Cartas que Nadie Envió

Capítulo 6 - Lo que aún tememos nombrar

El cielo sobre Santa Brisa era un lienzo desgarrado.
El viento traía olor a mar revuelto, y el rumor de las olas llenaba cada rincón de la casa como un eco antiguo.

Eloy y Amelia bajaron del desván en silencio.
La fotografía descansaba ahora entre las páginas de uno de los cuadernos que habían encontrado.
Un intento de proteger algo que parecía demasiado frágil para este mundo.

No hablaron mucho mientras preparaban algo de café en la cocina desvencijada.
Cada movimiento, cada roce de manos al pasar los utensilios, cargaba un peso que no necesitaba palabras.

Se sentaron en la sala, frente a una chimenea apagada.
El fuego, pensó Eloy, era lo único que faltaba para completar la imagen de dos náufragos compartiendo la soledad.

Amelia sostuvo su taza con ambas manos, como si buscara calor en algo más que el líquido humeante.

—Mi abuela… —comenzó, su voz apenas un susurro—
Siempre decía que amar era como lanzarse al mar sin saber nadar.

Eloy la miró, atento, sin interrumpir.

—Decía que algunos se hunden —continuó Amelia, clavando la vista en la taza—,
otros flotan.
Y unos pocos aprenden a nadar, pero siempre con miedo de ahogarse.

La metáfora quedó suspendida entre ellos, como una verdad demasiado grande para abarcarla de golpe.

Eloy apoyó su taza sobre el suelo de madera y se acercó, apenas un poco más, hasta que sus rodillas casi rozaron las de ella.

—¿Y tú? —preguntó, con voz baja—.
¿De qué tipo eres?

Amelia sonrió de lado, una sonrisa triste, casi invisible.

—Yo ni siquiera me atreví a saltar —confesó.

Hubo un silencio cargado de todo lo no dicho.

Eloy alzó una mano, despacio, como si temiera que el simple gesto pudiera romper algo sagrado.
Con el dorso de sus dedos, rozó la mejilla de Amelia.

Fue un contacto leve.
Apenas una caricia de alas.
Pero suficiente para que el mundo cambiara.

Amelia cerró los ojos, dejando escapar un suspiro que parecía arrastrar siglos de miedo, de anhelos reprimidos, de batallas libradas en secreto.

Eloy no forzó el momento.
Retiró la mano con la misma suavidad con que la había acercado, respetando la fragilidad de lo que estaban construyendo.

Amelia abrió los ojos y lo miró.

—¿Y tú? —preguntó, devolviéndole la pregunta como un reflejo.

Eloy sonrió, pero era una sonrisa cargada de sombras.

—Yo salté —dijo—.
Y me hundí.
Más de una vez.

Amelia inclinó la cabeza, estudiándolo.
No como quien analiza, sino como quien reconoce a alguien que ha caminado por los mismos laberintos.

—¿No tienes miedo de volver a saltar?

La pregunta quedó flotando, como una cuerda lanzada entre dos corazones.

Eloy pensó en todas las veces que había querido rendirse, en todas las veces que el amor se le había escapado de las manos como agua, en todas las cartas que nunca se atrevió a escribir, en todos los adioses que nunca pronunció.

Y luego pensó en Amelia.

En su risa apagada.
En sus silencios llenos de significado.
En la forma en que sostenía la tristeza sin permitir que la definiera.

—Claro que tengo miedo —respondió, al fin—.
Pero quizás el miedo también es parte del salto.

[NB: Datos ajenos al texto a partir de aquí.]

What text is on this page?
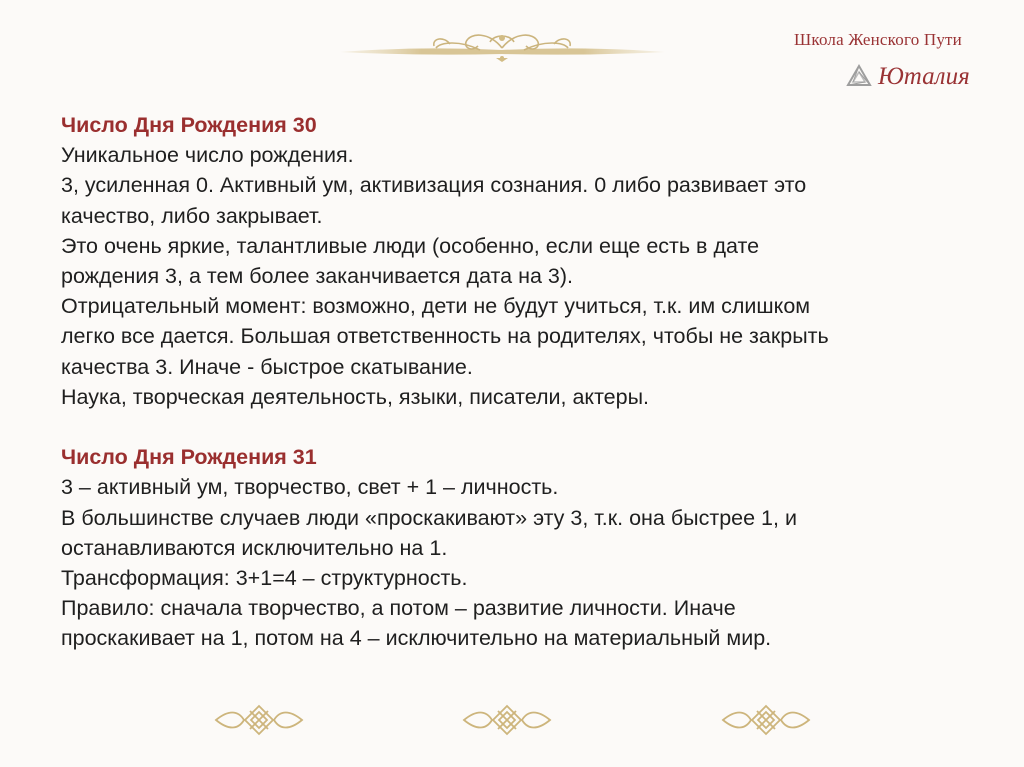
Школа Женского Пути
Юталия
Число Дня Рождения 30
Уникальное число рождения.
3, усиленная 0. Активный ум, активизация сознания. 0 либо развивает это
качество, либо закрывает.
Это очень яркие, талантливые люди (особенно, если еще есть в дате
рождения 3, а тем более заканчивается дата на 3).
Отрицательный момент: возможно, дети не будут учиться, т.к. им слишком
легко все дается. Большая ответственность на родителях, чтобы не закрыть
качества 3. Иначе - быстрое скатывание.
Наука, творческая деятельность, языки, писатели, актеры.
Число Дня Рождения 31
3 – активный ум, творчество, свет + 1 – личность.
В большинстве случаев люди «проскакивают» эту 3, т.к. она быстрее 1, и
останавливаются исключительно на 1.
Трансформация: 3+1=4 – структурность.
Правило: сначала творчество, а потом – развитие личности. Иначе
проскакивает на 1, потом на 4 – исключительно на материальный мир.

Amelia dejó la taza a un lado.

Sin decir una palabra, se acercó a él.
Se sentó a su lado en el suelo, hombro contra hombro, rodillas tocándose, respiraciones entrelazándose.

No hubo beso.
No aún.

Pero en ese gesto sencillo, en esa entrega callada, había una promesa silenciosa:

La promesa de no seguir huyendo.

El océano afuera seguía rugiendo, pero dentro de aquella casa olvidada, dos corazones, por primera vez en mucho tiempo, encontraron un momento de paz.

Un instante tan pequeño que parecía que podía romperse.
Un instante tan inmenso que parecía contener el universo entero.